Nella sua risoluzione provvisoria, il Comitato dei ministri ha ricordato che la Turchia non ha garantito il rilascio immediato di Kavala, “rifiutando di rispettare il giudizio finale della Corte [europea dei diritti umani]” emesso nel dicembre 2019.
In quella occasione, la Corte aveva stabilito che la detenzione di Kavala, ufficialmente imprigionato per aver finanziato le proteste di Gezi Park nel 2013 e per il suo coinvolgimento nel tentato colpo di stato del luglio 2016, non aveva altro motivo che ridurlo al silenzio in quanto difensore dei diritti umani. La Corte, pertanto, aveva chiesto al governo turco di “prendere tutte le misure necessarie per porre fine alla detenzione del ricorrente e assicurare il suo rilascio immediato”.
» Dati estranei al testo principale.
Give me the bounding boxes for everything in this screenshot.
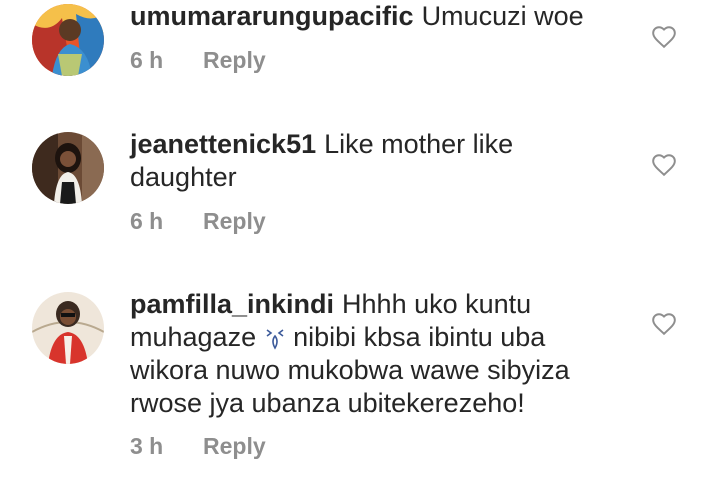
reply-button[interactable]: Reply (203, 433, 266, 459)
weary-face-emoji (264, 324, 286, 350)
reply-button[interactable]: Reply (203, 208, 266, 234)
comment-meta: 3 h Reply (130, 433, 266, 460)
avatar[interactable] (32, 4, 104, 76)
comment-meta: 6 h Reply (130, 208, 266, 235)
comment-username[interactable]: pamfilla_inkindi (130, 289, 334, 319)
comment-meta: 6 h Reply (130, 47, 266, 74)
heart-outline-icon[interactable] (651, 311, 677, 337)
avatar-image (32, 4, 104, 76)
comment-body: Umucuzi woe (421, 1, 584, 31)
comment-time: 3 h (130, 433, 164, 459)
comment-text: jeanettenick51 Like mother like daughter (130, 128, 620, 194)
reply-button[interactable]: Reply (203, 47, 266, 73)
comment-text: umumararungupacific Umucuzi woe (130, 0, 620, 33)
heart-outline-icon[interactable] (651, 24, 677, 50)
comment-text: pamfilla_inkindi Hhhh uko kuntu muhagaze … (130, 288, 620, 420)
avatar-image (32, 292, 104, 364)
comment-username[interactable]: jeanettenick51 (130, 129, 316, 159)
heart-outline-icon[interactable] (651, 152, 677, 178)
avatar-image (32, 132, 104, 204)
comment-time: 6 h (130, 47, 164, 73)
avatar[interactable] (32, 292, 104, 364)
avatar[interactable] (32, 132, 104, 204)
comment-username[interactable]: umumararungupacific (130, 1, 414, 31)
comment-time: 6 h (130, 208, 164, 234)
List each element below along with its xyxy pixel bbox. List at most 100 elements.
Kavala si trova nella prigione di alta sicurezza di Silivri, detenuto arbitrariamente da oltre quattro anni. Per aggirare la sentenza della Corte, l’udienza del 26 novembre lo ha visto imputato di un nuovo processo kafkiano nel quale, insieme ad altri 51 imputati tra cui tifosi di calcio, deve rispondere di “tentato rovesciamento dell’ordine costituzionale”, “tentato rovesciamento del governo” e “spionaggio militare e politico”.
Il Comitato dei ministri ha informato la Turchia che nella sessione del 2 febbraio 2022, chiederà alla Corte europea dei diritti umani di stabilire se la Turchia sia venuta meno all’obbligo di rispettare l’articolo 46.1 della Convenzione europea dei diritti umani e ha chiesto alla Turchia di sottomettere suoi commenti entro il 19 gennaio 2022.